Cable Seated High-Pulley Overhead Tricep Extension
Isolate those triceps! Seated for stability, this cable exercise delivers a focused pump for upper arm definition.

Required Equipment



Muscle Groups
Primary
Instructions
1. Set up a bench underneath a high pulley cable machine, preferably so that your back will face the machine. Attach a rope handle to the high pulley.
2. Sit on the bench with your back straight and grasp the rope with both hands above your head. Your palms should be facing each other with the ends of the rope over your shoulders or just behind your head.
3. Keep your elbows close to your head and pointing straight up. This will be your starting position.

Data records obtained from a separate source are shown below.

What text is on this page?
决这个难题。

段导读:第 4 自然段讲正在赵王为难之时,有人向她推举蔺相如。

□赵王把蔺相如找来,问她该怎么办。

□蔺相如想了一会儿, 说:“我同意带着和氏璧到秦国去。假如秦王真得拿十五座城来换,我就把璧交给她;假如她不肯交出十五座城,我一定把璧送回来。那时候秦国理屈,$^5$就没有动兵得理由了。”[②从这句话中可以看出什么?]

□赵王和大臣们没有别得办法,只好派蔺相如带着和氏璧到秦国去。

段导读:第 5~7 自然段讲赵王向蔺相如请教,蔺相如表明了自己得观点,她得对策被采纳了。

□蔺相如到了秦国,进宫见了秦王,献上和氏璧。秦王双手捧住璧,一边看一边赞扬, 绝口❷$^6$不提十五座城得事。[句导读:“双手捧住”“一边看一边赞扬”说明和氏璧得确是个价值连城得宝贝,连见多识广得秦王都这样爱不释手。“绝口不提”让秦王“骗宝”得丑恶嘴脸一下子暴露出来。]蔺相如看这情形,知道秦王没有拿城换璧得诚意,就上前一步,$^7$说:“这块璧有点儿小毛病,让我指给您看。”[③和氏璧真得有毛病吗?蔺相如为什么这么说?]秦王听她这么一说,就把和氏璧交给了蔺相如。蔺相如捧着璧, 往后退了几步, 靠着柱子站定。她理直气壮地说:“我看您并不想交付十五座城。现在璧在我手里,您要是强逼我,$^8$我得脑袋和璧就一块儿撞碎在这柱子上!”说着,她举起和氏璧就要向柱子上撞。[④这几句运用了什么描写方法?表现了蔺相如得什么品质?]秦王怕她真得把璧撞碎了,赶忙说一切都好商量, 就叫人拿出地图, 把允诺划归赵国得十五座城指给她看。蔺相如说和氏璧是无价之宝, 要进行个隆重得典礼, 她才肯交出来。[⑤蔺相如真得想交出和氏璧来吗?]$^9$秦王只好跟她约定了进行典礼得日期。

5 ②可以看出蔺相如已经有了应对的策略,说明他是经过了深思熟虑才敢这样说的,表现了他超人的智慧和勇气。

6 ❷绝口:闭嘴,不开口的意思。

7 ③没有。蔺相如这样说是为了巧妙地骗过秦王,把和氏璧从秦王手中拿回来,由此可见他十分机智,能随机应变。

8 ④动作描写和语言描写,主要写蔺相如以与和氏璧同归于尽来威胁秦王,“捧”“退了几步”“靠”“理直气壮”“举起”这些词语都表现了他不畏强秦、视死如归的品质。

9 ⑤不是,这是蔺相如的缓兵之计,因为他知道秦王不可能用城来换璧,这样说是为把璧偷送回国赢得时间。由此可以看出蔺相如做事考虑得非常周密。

4. While keeping your upper arms still, exhale and extend your forearms to straighten your arms fully, using your triceps to move the weight up. The rope should move in a slight arc and ends of the rope will move apart at the top of the movement.
5. Squeeze your triceps at the top of the extension and pause briefly.
6. Inhale and slowly lower the rope back to the starting position, maintaining tension on the triceps throughout the descent.
7. Repeat the movement for the desired number of repetitions, making sure to keep your movements controlled to maximize muscle engagement.
Be sure to adjust the seat and cable height to line up properly with your position for optimal form and to prevent unnecessary strain on your elbows and shoulders. It's crucial to keep your core engaged to support your spine throughout the exercise.